In seiner Kindheit lebten die Sauen im elterlichen Hof noch ganzjährig draußen und kamen nur zum Ferkeln für kurze Zeit in den Stall. Genauso wie die Sauen im Hutewaldhof jetzt wieder. Wobei Holger Lindes Vater damals sicher schon als rückständig galt, weil er die Sau noch rausließ. Dann kamen die modernen Hybridschweine und die Tiere verschwanden in den Ställen. Womit sie auch zu Nahrungskonkurrenten für uns Menschen wurden, weil sie mit einem hohen Anteil an Nahrungsmitteln aufgezogen werden, die letztlich auch wir essen könnten. Die Stallschweine sind Nahrungskonkurrenten für uns, die alten Rassen waren früher eher Abfallverwerter und Weidetiere.

Leasingschweine

Auch deshalb gibt es heute ein paar einzelne Schweinehalterinnen und Schweinehalter wie die beiden vom Hutewaldhof, die es wieder ganz anders machen. Wegen der deutlich anderen Ernährungsweise, aber auch schlicht und einfach wegen der Tiere.

»Wir wollten hier keinen Streichelhof aufbauen, sondern zeigen, dass man auch überleben kann, wenn man seine Tiere gut hält«, sagt Holger Linde. »Das Projekt Hutewaldhof sollte zeigen, dass man die Tiere nicht ausbeuten muss, um mit ihnen und von ihnen zu leben.« Dass das funktioniert, haben die beiden bewiesen. Allerdings zu einem deutlich höheren Preis, sowohl für die Kunden als auch für die Bäuerinnen und Bauern. Die Kunden zahlen mehr, die Bauern verdienen weniger als im üblichen Schweinesystem.

Das Geschäftsmodell des Hutewaldhofes ist so besonders wie das Betriebssystem mit den selbst erntenden Freilandschweinen. Es beruht auf Direktvermarktung mit Fleisch- und Wurstverkauf und einem Leasingsystem. Dabei zahlen die Kunden einen Monatsbetrag ab der Geburt »ihres« Ferkels. Dafür wird das Schwein aufgezogen und gehört nach frühestens einem Jahr dann den Kunden, kostet dann allerdings noch die Verarbeitung.

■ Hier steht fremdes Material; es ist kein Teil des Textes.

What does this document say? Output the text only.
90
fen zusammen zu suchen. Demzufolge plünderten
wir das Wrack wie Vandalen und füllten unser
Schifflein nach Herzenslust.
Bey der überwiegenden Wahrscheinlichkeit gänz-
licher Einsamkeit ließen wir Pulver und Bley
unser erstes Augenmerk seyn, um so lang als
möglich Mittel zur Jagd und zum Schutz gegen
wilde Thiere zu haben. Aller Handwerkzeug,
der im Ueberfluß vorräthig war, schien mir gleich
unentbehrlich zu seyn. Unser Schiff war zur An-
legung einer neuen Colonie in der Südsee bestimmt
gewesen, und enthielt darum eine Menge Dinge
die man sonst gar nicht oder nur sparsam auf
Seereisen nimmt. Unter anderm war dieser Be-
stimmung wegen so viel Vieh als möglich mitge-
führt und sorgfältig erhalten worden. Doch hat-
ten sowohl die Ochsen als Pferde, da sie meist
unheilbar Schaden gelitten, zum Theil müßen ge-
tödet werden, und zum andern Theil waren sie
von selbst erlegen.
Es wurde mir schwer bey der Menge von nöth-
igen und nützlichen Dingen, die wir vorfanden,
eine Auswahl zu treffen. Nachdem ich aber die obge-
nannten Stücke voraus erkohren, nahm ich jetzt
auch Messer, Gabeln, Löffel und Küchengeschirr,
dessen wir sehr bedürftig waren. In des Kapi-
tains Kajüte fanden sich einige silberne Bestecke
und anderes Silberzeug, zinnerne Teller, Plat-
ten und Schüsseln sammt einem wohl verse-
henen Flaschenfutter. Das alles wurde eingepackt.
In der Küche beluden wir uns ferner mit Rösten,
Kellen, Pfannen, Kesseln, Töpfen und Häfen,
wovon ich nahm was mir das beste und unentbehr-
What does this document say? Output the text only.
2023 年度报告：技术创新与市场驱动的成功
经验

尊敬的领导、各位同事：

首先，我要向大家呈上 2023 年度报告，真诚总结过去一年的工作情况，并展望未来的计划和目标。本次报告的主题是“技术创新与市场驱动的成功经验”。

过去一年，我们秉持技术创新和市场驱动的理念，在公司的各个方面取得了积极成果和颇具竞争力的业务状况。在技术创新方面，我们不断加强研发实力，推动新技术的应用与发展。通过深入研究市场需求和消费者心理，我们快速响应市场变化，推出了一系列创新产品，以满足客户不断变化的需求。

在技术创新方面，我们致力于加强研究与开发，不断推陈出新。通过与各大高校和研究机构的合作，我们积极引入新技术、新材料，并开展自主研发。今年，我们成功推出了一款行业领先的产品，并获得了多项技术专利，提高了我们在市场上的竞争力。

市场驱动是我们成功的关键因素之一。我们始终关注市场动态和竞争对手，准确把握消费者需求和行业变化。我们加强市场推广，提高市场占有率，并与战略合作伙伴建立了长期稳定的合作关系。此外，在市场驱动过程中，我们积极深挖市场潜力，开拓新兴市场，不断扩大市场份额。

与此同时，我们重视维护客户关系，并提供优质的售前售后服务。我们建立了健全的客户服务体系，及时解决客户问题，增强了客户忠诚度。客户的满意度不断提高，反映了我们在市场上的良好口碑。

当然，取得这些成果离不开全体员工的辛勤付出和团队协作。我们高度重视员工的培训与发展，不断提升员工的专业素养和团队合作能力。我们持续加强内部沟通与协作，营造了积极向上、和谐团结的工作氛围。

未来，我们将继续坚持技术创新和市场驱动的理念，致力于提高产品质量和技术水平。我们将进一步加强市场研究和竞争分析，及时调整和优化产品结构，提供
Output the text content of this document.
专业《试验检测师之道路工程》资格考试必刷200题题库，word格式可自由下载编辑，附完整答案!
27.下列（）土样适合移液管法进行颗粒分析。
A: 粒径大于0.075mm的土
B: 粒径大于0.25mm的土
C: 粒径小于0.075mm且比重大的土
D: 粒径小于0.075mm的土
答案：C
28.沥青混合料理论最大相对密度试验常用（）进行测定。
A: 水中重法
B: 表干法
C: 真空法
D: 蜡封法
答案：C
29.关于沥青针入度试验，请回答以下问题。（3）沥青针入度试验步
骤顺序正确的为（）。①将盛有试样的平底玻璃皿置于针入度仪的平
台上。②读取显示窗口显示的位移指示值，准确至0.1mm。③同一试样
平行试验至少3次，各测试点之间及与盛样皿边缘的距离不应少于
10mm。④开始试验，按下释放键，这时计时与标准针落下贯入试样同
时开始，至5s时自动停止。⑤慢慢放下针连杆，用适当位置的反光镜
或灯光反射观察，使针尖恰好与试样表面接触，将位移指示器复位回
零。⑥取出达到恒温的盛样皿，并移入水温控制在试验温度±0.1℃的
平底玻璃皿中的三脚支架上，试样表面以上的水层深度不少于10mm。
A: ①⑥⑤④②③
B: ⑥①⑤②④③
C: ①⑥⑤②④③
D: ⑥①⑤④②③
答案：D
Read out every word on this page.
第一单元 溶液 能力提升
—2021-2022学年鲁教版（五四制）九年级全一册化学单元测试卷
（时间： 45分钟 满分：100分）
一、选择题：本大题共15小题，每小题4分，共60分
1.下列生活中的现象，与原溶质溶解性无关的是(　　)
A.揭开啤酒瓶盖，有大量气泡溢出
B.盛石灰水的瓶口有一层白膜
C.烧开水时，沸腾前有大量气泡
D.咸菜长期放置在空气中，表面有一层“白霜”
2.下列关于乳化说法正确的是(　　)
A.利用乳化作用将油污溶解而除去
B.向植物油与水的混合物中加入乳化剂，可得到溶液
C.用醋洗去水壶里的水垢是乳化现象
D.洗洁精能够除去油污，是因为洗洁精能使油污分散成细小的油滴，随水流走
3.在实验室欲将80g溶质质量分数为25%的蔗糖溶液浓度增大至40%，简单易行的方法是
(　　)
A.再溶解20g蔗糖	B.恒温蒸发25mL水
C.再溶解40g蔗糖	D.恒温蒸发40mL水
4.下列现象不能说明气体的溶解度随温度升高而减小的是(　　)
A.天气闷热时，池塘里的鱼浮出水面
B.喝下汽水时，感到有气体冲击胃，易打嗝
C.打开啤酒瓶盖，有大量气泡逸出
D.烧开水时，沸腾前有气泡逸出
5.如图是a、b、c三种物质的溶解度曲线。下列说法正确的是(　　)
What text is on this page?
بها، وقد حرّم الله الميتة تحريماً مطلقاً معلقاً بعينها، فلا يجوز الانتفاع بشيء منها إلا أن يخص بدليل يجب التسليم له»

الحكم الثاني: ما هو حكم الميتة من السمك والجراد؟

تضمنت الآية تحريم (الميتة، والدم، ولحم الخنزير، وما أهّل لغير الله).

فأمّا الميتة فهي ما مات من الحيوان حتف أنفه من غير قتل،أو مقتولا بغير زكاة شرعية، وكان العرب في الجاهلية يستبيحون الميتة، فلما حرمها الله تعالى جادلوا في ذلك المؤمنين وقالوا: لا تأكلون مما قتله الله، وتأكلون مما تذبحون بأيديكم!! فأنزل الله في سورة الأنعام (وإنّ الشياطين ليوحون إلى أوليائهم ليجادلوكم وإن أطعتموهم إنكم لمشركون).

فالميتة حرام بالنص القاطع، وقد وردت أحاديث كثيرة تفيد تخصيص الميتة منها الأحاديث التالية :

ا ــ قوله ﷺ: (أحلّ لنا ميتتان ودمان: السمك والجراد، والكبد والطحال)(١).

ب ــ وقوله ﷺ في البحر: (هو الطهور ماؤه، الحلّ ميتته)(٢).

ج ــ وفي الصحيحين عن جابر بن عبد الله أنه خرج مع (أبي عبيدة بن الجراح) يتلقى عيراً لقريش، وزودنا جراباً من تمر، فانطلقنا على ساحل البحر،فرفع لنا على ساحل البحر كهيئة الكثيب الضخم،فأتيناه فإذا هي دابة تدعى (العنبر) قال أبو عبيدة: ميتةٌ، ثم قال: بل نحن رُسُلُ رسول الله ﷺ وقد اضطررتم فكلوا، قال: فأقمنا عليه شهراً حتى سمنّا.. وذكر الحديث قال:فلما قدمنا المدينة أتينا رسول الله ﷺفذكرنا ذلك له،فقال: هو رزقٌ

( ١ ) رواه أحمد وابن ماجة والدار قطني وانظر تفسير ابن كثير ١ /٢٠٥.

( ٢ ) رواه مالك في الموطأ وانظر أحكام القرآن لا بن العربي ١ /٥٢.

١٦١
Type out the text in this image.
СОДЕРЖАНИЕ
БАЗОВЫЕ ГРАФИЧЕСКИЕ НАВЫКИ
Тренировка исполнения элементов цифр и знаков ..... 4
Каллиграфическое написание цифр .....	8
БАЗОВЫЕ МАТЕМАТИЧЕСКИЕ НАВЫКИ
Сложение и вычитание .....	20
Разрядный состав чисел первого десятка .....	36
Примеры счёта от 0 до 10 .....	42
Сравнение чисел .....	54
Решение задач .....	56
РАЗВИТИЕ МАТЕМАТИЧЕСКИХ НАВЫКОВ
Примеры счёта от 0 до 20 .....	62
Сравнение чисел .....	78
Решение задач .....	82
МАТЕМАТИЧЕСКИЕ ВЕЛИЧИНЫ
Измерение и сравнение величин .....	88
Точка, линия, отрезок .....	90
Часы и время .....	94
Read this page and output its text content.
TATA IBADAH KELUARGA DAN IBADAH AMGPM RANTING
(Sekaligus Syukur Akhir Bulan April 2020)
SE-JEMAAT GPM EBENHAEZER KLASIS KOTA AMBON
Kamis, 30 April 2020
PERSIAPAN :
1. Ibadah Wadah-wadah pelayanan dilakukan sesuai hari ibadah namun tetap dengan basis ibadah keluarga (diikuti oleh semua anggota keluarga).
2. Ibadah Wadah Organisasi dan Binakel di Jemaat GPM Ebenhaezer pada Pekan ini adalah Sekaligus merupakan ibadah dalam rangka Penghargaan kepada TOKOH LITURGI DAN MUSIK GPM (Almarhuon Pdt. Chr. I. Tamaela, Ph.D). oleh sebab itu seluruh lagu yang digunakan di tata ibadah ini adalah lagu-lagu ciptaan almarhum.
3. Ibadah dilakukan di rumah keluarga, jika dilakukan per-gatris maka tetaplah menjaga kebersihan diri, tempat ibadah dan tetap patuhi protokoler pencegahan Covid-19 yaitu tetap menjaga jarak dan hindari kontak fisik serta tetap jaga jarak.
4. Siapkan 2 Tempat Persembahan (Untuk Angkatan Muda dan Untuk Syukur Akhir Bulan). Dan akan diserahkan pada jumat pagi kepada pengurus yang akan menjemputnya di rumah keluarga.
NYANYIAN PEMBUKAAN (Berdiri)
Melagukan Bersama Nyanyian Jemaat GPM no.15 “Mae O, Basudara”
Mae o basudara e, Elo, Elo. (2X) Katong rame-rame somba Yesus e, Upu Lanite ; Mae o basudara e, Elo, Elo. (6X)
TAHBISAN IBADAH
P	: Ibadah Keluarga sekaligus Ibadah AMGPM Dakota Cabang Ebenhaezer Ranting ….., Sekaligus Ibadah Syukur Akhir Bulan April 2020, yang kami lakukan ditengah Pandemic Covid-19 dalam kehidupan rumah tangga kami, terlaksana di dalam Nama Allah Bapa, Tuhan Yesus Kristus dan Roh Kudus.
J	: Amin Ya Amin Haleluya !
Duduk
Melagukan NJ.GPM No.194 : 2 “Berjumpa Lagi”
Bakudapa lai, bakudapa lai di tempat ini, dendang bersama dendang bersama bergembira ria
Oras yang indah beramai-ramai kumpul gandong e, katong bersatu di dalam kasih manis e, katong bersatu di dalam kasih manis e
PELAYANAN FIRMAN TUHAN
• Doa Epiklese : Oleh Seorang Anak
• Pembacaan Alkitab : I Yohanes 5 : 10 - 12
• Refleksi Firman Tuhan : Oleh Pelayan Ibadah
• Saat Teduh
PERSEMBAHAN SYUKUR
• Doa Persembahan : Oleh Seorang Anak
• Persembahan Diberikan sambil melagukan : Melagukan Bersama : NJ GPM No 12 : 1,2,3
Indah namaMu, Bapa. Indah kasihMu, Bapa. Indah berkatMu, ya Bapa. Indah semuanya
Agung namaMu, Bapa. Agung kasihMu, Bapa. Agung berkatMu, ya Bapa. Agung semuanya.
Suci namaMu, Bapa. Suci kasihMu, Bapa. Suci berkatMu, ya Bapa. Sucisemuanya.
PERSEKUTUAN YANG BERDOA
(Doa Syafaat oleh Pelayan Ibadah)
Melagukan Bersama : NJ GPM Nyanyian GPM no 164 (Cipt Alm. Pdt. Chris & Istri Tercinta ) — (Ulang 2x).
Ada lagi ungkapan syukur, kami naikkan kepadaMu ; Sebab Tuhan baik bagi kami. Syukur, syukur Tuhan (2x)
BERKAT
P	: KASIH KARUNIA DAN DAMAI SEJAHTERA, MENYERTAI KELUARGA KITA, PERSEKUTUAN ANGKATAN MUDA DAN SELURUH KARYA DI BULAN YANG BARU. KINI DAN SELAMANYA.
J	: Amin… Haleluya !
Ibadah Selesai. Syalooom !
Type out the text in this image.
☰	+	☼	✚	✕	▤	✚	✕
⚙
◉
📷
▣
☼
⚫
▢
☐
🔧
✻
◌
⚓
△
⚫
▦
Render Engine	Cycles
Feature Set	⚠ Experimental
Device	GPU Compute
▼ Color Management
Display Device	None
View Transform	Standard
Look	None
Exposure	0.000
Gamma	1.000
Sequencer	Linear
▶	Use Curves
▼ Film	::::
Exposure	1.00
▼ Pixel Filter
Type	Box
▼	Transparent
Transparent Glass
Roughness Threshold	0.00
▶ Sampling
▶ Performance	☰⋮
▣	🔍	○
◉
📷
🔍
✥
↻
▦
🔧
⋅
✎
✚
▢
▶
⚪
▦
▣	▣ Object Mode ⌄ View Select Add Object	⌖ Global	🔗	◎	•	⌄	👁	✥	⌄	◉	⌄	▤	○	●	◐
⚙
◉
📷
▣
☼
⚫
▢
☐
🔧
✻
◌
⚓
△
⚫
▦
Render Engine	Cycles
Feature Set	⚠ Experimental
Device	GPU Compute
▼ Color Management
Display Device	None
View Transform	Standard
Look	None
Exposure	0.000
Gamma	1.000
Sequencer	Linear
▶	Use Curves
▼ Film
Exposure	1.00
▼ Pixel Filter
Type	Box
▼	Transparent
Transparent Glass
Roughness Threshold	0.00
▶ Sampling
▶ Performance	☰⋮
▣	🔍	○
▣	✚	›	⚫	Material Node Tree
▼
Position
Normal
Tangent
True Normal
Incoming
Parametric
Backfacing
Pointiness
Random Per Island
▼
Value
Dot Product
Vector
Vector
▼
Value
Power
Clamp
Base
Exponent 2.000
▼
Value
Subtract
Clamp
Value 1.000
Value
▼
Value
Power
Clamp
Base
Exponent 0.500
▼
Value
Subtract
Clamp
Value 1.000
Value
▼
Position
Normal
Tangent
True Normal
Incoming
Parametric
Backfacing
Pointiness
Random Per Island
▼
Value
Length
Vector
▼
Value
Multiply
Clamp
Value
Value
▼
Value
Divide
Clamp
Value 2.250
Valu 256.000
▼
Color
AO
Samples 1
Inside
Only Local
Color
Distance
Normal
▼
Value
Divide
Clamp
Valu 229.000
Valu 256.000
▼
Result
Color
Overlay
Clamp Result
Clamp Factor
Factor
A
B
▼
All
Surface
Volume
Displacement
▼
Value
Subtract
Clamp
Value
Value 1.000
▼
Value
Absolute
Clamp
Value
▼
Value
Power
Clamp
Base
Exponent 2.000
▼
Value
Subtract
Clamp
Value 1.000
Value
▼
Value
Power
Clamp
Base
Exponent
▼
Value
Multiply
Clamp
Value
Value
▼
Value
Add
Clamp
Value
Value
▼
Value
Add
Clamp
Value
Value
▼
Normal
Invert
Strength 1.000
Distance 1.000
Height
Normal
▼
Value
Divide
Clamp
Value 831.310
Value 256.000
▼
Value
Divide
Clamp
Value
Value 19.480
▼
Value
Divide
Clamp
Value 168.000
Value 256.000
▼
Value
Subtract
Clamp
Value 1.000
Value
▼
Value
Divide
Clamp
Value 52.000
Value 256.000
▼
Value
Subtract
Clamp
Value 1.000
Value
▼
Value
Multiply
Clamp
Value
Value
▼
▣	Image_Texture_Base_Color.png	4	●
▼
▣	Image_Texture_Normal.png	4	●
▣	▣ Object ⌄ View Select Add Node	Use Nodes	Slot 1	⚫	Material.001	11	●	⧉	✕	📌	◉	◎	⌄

Heraus kommen dabei recht teures, dafür aber sehr hochwertiges Schweinefleisch und beste Wurstwaren und Schinken. Angeregt durch ein Gourmetrestaurant, das das berühmte Porco Iberico auf seiner Speisekarte durch ihr Schweinefleisch ersetzt hat, haben die Hutewaldhofer sich die Marke »Porco Wéndico« schützen lassen. Für ihren geräucherten Schinken haben sie dann im vergangenen Jahr den »Arca-Deli Award« der Save-Stiftung erhalten, die sich für den Erhalt und die Wiederherstellung der landwirtschaftlichen Biodiversität in Europa einsetzt.

Das hört sich alles gut an und das schmeckt auch gut. Es reicht aber noch nicht ganz, um auch die am Hof arbeitenden Menschen ausreichend zu bezahlen. Die ständige Mitarbeiterin und eine Minijobberin sind bezahlt, Kathrin Ollendorf muss aber immer noch ein wenig nebenher jobben. Das macht sie als Bodenwertschätzerin beim Finanzamt Stendhal.

Unersetzliche Ressource

Der Hutewaldhof züchtet jetzt seit über zehn Jahren Angler Sattelschweine und ist nicht nur ein von der GEH gelisteter Arche-Betrieb. Die Gesellschaft zur Erhaltung alter und gefährdeter Haustierrassen hat auch dabei geholfen, dass der Hof als UTR-Betrieb registriert wurde. Das Kürzel UTR steht für »Unersetzbare Tierische Ressource« und soll dafür sorgen, dass selbst im Seuchenfall, wenn die Region zum Beispiel von der Afrikanischen Schweinepest heimgesucht würde, die Zuchtsauen nicht sofort gekeult werden.

Vom Angler Sattelschwein stehen derzeit noch um die einhundertzwanzig Tiere in den Zuchtbüchern. Man könnte auch sagen, da stehen wieder einhundertzwanzig Tiere, denn 1997 waren es gerade mal vierzig. Von der Zuchtlinie A des Angler Sattelschweins gab es allerdings nur noch sieben Sauen, von denen vier auf dem Hutewaldhof lebten, als der die Anerkennung als Betrieb mit einer unersetzbaren tierischen Ressource erhielt.

Weideprojekt

Ortswechsel. Über die Elbe nach Nordwesten, aber immer noch im Biosphärenreservat Elbtalaue und gleichzeitig auch in der ersten Arche Region, die die Gesellschaft zur Erhaltung alter und gefährdeter Haustierrassen ausgewiesen hat.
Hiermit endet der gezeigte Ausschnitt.